The warrior is wearing checked leggings which, according to Dr Hunter, is "the first-ever depiction of tartan".

Dr. Hunter pointing to the checkerboard patterned trews of the Caledonian prisoner.

It is thought the Celts have been weaving plaid twills for thousands of years and this is the earliest representation.  Dr Hunter adds: "The shield too is Celtic in style. You can see the warrior's head with the cloak over the shoulders. The arms are bound behind the back.

"This guy is a captive. He's a prisoner from the vicious campaigns of Severus and Caracalla."

Septimius Severus, Caracalla's father, led massive military campaigns into 3rd century Scotland.  The mighty Roman legions had conquered all before them but they stuttered to a halt when they took on the tribes of Iron Age Scotland.  Caracalla carried on his father's fight, waging a brutal campaign.

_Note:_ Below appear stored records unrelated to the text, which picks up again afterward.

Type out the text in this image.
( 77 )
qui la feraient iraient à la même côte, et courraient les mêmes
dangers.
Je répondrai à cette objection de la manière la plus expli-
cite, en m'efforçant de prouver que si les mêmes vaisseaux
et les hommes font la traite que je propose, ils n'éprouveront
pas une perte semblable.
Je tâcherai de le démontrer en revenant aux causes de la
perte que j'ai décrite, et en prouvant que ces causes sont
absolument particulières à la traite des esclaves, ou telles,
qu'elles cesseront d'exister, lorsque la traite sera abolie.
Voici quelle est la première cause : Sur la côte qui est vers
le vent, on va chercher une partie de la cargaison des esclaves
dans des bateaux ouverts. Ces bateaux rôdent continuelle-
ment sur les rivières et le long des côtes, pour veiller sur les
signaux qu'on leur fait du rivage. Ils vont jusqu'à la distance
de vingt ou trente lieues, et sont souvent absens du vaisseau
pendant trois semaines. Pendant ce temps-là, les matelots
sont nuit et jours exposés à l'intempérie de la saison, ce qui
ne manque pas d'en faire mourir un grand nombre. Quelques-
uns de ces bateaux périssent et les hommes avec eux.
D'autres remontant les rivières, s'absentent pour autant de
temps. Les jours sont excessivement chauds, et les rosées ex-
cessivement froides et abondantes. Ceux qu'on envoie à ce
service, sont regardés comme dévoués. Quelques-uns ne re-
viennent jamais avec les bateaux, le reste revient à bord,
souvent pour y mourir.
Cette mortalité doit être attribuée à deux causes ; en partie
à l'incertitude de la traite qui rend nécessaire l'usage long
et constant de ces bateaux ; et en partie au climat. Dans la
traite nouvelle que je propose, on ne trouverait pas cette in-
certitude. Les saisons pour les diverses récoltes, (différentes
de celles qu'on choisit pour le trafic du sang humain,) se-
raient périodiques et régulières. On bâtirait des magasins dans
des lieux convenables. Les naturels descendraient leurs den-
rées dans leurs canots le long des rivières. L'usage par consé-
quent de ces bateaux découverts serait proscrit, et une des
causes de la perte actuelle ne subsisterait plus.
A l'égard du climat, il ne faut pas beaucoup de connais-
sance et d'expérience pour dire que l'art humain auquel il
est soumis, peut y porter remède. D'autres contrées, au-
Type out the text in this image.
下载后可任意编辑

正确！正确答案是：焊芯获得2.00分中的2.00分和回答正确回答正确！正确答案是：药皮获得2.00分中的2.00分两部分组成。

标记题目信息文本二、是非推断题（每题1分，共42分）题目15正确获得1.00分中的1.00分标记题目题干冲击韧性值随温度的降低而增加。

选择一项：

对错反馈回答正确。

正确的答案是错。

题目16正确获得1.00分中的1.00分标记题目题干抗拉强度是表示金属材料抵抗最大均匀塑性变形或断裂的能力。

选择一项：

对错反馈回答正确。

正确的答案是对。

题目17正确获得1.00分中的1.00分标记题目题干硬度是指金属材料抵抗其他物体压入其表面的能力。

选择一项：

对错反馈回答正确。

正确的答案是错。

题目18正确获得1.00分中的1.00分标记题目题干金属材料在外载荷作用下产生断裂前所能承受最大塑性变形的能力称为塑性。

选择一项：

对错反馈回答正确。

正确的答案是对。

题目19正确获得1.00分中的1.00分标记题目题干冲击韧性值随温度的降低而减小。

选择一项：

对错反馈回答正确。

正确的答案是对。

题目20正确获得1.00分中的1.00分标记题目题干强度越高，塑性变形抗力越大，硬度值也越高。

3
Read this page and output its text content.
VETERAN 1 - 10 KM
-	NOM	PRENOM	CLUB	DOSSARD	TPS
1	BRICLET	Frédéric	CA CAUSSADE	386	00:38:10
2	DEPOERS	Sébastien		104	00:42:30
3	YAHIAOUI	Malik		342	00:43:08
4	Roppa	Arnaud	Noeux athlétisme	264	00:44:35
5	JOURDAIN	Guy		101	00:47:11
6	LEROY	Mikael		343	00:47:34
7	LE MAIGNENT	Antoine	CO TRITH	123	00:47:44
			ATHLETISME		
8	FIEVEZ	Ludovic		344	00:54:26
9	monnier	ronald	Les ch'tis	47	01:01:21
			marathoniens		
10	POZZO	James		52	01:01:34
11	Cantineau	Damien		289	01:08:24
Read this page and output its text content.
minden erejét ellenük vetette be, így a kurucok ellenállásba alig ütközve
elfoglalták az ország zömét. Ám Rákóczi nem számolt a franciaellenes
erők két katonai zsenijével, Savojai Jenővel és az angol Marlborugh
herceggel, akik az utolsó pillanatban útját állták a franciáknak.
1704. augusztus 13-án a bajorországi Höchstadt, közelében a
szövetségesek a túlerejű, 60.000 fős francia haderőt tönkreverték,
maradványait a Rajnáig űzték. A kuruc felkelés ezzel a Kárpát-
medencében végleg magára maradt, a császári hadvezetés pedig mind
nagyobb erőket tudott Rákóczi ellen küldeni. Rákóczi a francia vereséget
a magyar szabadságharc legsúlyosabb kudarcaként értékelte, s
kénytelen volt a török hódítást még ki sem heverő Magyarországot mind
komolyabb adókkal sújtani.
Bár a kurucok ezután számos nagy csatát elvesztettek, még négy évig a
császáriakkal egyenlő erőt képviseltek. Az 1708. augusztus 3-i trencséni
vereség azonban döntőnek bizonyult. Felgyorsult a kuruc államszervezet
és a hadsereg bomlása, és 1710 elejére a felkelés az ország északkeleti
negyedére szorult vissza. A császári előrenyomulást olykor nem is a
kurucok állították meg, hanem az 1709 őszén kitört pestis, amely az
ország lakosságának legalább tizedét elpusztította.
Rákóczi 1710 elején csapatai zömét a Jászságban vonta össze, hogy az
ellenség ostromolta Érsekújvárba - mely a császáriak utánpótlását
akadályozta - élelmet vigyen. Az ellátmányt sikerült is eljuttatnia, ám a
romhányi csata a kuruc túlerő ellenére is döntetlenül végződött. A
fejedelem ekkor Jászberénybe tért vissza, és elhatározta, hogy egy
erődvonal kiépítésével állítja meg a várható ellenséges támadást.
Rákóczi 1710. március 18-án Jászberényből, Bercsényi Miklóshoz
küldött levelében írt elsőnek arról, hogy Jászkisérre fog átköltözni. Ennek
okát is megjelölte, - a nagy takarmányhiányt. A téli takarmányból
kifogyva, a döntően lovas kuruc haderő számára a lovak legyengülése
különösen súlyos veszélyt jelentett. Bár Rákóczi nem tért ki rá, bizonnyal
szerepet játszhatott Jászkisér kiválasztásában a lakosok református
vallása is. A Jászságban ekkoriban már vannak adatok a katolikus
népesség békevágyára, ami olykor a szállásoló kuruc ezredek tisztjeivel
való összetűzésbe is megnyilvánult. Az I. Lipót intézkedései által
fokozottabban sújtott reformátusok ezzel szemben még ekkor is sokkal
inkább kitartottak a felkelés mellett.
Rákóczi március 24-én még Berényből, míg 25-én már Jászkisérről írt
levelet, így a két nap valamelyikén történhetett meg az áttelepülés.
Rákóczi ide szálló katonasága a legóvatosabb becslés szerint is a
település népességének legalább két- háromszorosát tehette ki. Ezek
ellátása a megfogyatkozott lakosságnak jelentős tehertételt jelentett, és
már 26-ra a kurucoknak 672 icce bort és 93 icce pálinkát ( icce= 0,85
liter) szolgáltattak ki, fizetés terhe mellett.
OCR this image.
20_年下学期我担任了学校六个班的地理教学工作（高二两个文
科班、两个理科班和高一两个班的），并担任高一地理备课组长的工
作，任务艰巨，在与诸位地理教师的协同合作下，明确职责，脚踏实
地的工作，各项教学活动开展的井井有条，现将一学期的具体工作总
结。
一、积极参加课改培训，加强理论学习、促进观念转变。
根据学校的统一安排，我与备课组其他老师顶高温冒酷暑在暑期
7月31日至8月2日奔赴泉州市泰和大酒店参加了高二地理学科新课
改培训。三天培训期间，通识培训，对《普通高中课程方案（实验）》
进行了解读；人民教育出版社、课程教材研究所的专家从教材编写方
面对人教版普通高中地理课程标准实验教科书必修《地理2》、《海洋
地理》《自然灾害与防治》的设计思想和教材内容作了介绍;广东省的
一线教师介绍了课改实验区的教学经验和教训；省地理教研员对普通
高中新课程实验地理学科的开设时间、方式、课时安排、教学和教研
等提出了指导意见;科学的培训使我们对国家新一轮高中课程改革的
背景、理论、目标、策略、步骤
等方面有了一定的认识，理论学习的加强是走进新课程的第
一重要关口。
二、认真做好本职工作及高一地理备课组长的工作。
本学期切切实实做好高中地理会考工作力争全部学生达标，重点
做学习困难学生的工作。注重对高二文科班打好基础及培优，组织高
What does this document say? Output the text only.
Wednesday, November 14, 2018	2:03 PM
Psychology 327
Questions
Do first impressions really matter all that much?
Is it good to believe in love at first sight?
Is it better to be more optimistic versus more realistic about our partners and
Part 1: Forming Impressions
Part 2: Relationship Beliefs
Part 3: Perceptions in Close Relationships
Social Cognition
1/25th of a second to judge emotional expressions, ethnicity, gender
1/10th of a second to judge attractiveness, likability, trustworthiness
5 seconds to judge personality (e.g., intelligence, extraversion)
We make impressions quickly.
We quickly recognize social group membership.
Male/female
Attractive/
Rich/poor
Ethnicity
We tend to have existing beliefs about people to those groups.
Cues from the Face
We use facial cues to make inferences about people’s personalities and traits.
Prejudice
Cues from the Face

Dr Hunter says prisoners could have been force-marched for months to other parts of the empire. "They were living trophies of the emperor's success. Some might have been traded as slaves in the great markets. Others would have been even less fortunate."

Dr Hunter points to a mosaic from Tunisia which shows how one unfortunate Caledonian met his end.  "Captured, marched for months to this desert province, sent to the amphitheatre and killed by wild animals as exotic entertainment for the locals," says Dr Hunter.

The expert says we have long had a curious "rather cuddly" relationship with the Romans.  "In the western world we often see ourselves as inheritors of Roman values and Roman culture," he says.

"But this evidence from North Africa reminds us that the Romans were invaders and colonisers. Their strategies encompassed everything up to and including genocide. For the local tribes the Roman arrival in what we call Scotland must have been absolutely terrifying."